A haunting, unexaggerated Winterreise from Mark Padmore and Mitsuko Uchida in Berkeley

United StatesUnited States Schubert, Winterreise: Mark Padmore (tenor), Dame Mitsuko Uchida (piano). Cal Performances. Hertz Hall, University of California, Berkeley. 17.3.2024. (HS)

Dame Mitsuko Uchida and Mark Padmore © Chris Lee

Schubert –  Winterreise Op.89, D911

Leave it to a couple of veteran classicists like Mark Padmore and Mitsuko Uchida to craft Schubert’s Winterreise into a performance of eloquence from understatement rather than outward histrionics.

Their traversal of this well-traveled song cycle at Hertz Hall conjured up a meaty range of fleeting images. They beautifully conveyed the contrasts between overwhelming grief and transient hope in Schubert’s music and Wilhelm Müller’s poetry. A full house remained rapt and silent through it all, allowing Padmore’s slender tenor and Uchida’s understated piano to create evocative mind-pictures.

Padmore, an Englishman known for his lyric tenor roles, stood quietly through most of the performance, his knees often slightly bent to suggest the protagonist’s woebegone grief and rudderless mien upon losing his lover. He used only minimal vibrato, the straight tone amplifying the sense of alienation is the words.

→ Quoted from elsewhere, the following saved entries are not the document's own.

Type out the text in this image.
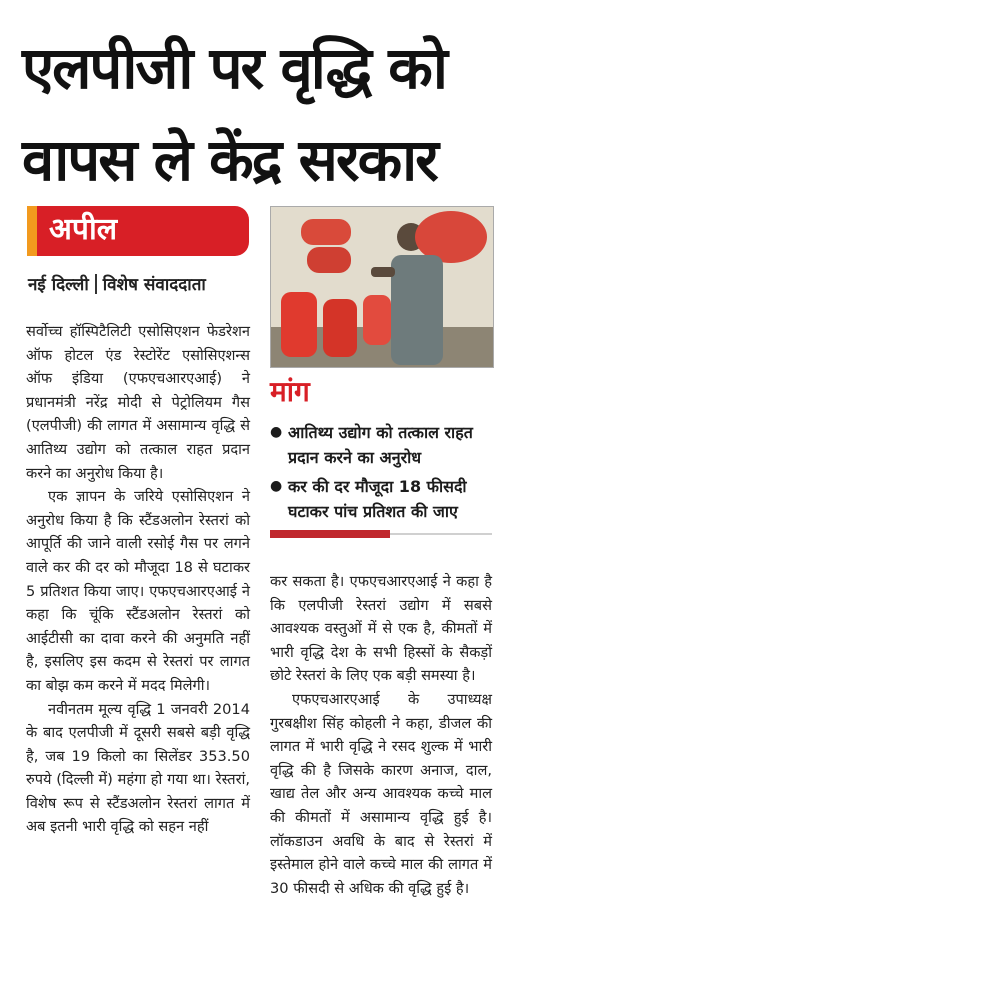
एलपीजी पर वृद्धि को
वापस ले केंद्र सरकार
अपील
नई दिल्ली विशेष संवाददाता

सर्वोच्च हॉस्पिटैलिटी एसोसिएशन फेडरेशन ऑफ होटल एंड रेस्टोरेंट एसोसिएशन्स ऑफ इंडिया (एफएचआरएआई) ने प्रधानमंत्री नरेंद्र मोदी से पेट्रोलियम गैस (एलपीजी) की लागत में असामान्य वृद्धि से आतिथ्य उद्योग को तत्काल राहत प्रदान करने का अनुरोध किया है।

एक ज्ञापन के जरिये एसोसिएशन ने अनुरोध किया है कि स्टैंडअलोन रेस्तरां को आपूर्ति की जाने वाली रसोई गैस पर लगने वाले कर की दर को मौजूदा 18 से घटाकर 5 प्रतिशत किया जाए। एफएचआरएआई ने कहा कि चूंकि स्टैंडअलोन रेस्तरां को आईटीसी का दावा करने की अनुमति नहीं है, इसलिए इस कदम से रेस्तरां पर लागत का बोझ कम करने में मदद मिलेगी।

नवीनतम मूल्य वृद्धि 1 जनवरी 2014 के बाद एलपीजी में दूसरी सबसे बड़ी वृद्धि है, जब 19 किलो का सिलेंडर 353.50 रुपये (दिल्ली में) महंगा हो गया था। रेस्तरां, विशेष रूप से स्टैंडअलोन रेस्तरां लागत में अब इतनी भारी वृद्धि को सहन नहीं

मांग
● आतिथ्य उद्योग को तत्काल राहत प्रदान करने का अनुरोध
● कर की दर मौजूदा 18 फीसदी घटाकर पांच प्रतिशत की जाए

कर सकता है। एफएचआरएआई ने कहा है कि एलपीजी रेस्तरां उद्योग में सबसे आवश्यक वस्तुओं में से एक है, कीमतों में भारी वृद्धि देश के सभी हिस्सों के सैकड़ों छोटे रेस्तरां के लिए एक बड़ी समस्या है।

एफएचआरएआई के उपाध्यक्ष गुरबक्षीश सिंह कोहली ने कहा, डीजल की लागत में भारी वृद्धि ने रसद शुल्क में भारी वृद्धि की है जिसके कारण अनाज, दाल, खाद्य तेल और अन्य आवश्यक कच्चे माल की कीमतों में असामान्य वृद्धि हुई है। लॉकडाउन अवधि के बाद से रेस्तरां में इस्तेमाल होने वाले कच्चे माल की लागत में 30 फीसदी से अधिक की वृद्धि हुई है।
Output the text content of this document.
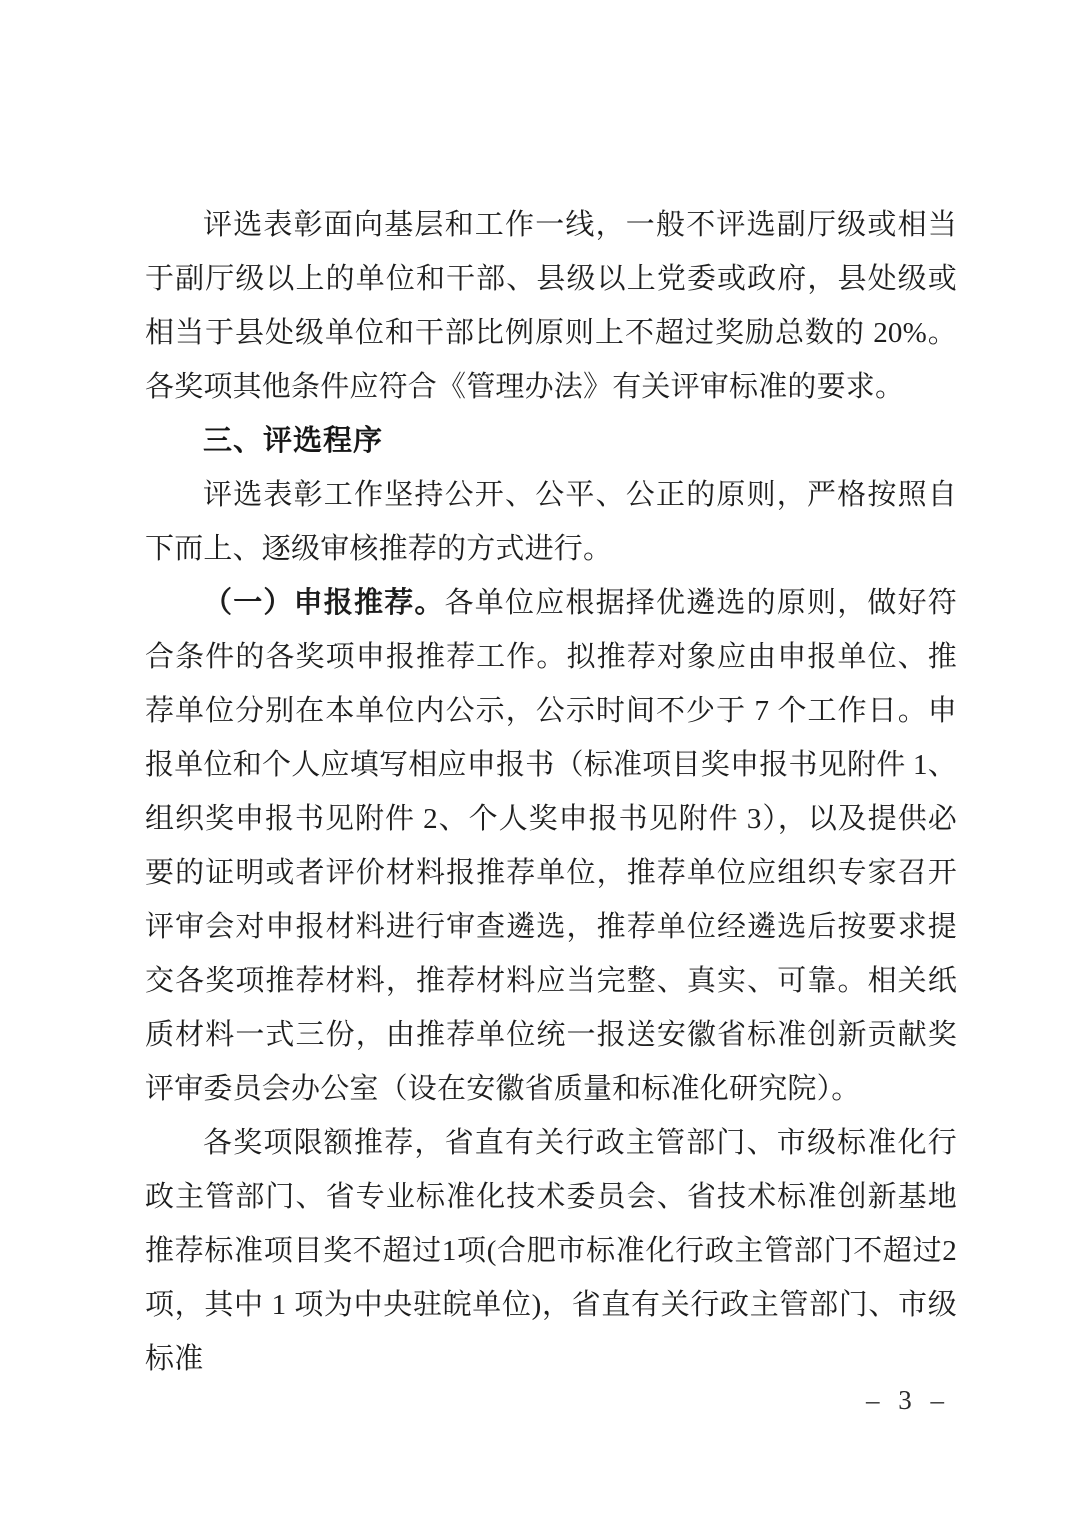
评选表彰面向基层和工作一线，一般不评选副厅级或相当于副厅级以上的单位和干部、县级以上党委或政府，县处级或相当于县处级单位和干部比例原则上不超过奖励总数的 20%。各奖项其他条件应符合《管理办法》有关评审标准的要求。

三、评选程序

评选表彰工作坚持公开、公平、公正的原则，严格按照自下而上、逐级审核推荐的方式进行。

（一）申报推荐。各单位应根据择优遴选的原则，做好符合条件的各奖项申报推荐工作。拟推荐对象应由申报单位、推荐单位分别在本单位内公示，公示时间不少于 7 个工作日。申报单位和个人应填写相应申报书（标准项目奖申报书见附件 1、组织奖申报书见附件 2、个人奖申报书见附件 3），以及提供必要的证明或者评价材料报推荐单位，推荐单位应组织专家召开评审会对申报材料进行审查遴选，推荐单位经遴选后按要求提交各奖项推荐材料，推荐材料应当完整、真实、可靠。相关纸质材料一式三份，由推荐单位统一报送安徽省标准创新贡献奖评审委员会办公室（设在安徽省质量和标准化研究院）。

各奖项限额推荐，省直有关行政主管部门、市级标准化行政主管部门、省专业标准化技术委员会、省技术标准创新基地推荐标准项目奖不超过1项(合肥市标准化行政主管部门不超过2项，其中 1 项为中央驻皖单位)，省直有关行政主管部门、市级标准

– 3 –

The first song, ‘Gute Nacht’, was a study in diminuendos, each line starting with clear presence and gradually sinking along with the minor-key melodic line to a muffled softness. Even the last verse, for which Schubert shifts into major, kept the same tone instead of suggesting any sort of uplifting.

Uchida at the piano, in the first of two Berkeley concerts (next Sunday it’s Mozart with the Mahler Orchestra), resisted any urge for show-off pianism, instead caressing Schubert’s exquisitely crafted music, even in passages usually played with virtuosic flair. She brought out subtle details in tone to distinguish the text’s shifts. These efforts were especially fragrant in ‘Der Lindenbaum’, which she played with a seamless legato. She colored the initial fond memories of lovesick carvings on a tree with a different hue from the cold wind of bitterness at the end of the song and, despite a slow tempo, there was a steady pace in the walking music underlying it. The tempo allowed space for Padmore to tell the tale gracefully.

Her playing helped frame such songs as ‘Gefrone Träinen’, which relished the pointed rhythms depicting the frozen drops without overdoing it. The brisk tempo of ‘Rückblick’ underlined the song’s fleeting ‘backward glance’, and Padmore responded with crisp patter.

He found a softer tone for the last stanza of ‘Die Wetterfahne’, when the atmosphere changes from a picture of the wind-rocked weathervane to its echoes indoors. The tenor conveyed a sense of humility and dignity for ‘Auf dem Flusse’, answering the quiet ripples from the piano with a sense of wonder at the memory. ‘Frühlingstraum’ had clarity and sweetness, even in a voice without vibrato. There was never a sense of reaching for high notes, not even in the ‘Die Post’, where the music ventures above the staff before falling into resignation.

There was a welcome unanimity in all these details. Especially fine was the way that they would, as one, hold a pause a bit longer or decide when to push the tempo. This produced a feeling of naturalness in the storytelling as well as the music.

In the final song, ‘Der Leiermann’, a slower than usual tempo and an almost withdrawn aspect to the vocal lines made the moment especially heartbreaking. Our narrator encounters a hurdy-gurdy player standing on the ice but continuing to grind out the music and considers giving up entirely and joining him. Even without histrionics, this quiet approach created precisely the ambiguity Schubert wanted.

After the recital, leaving the sadness inside and stepping into the sunny spring weather outside the auditorium somehow did not make the experience even more morose. The musical interpretation left me with an unexpected sense of hope, that maybe our wanderer might actually have found solace at the end.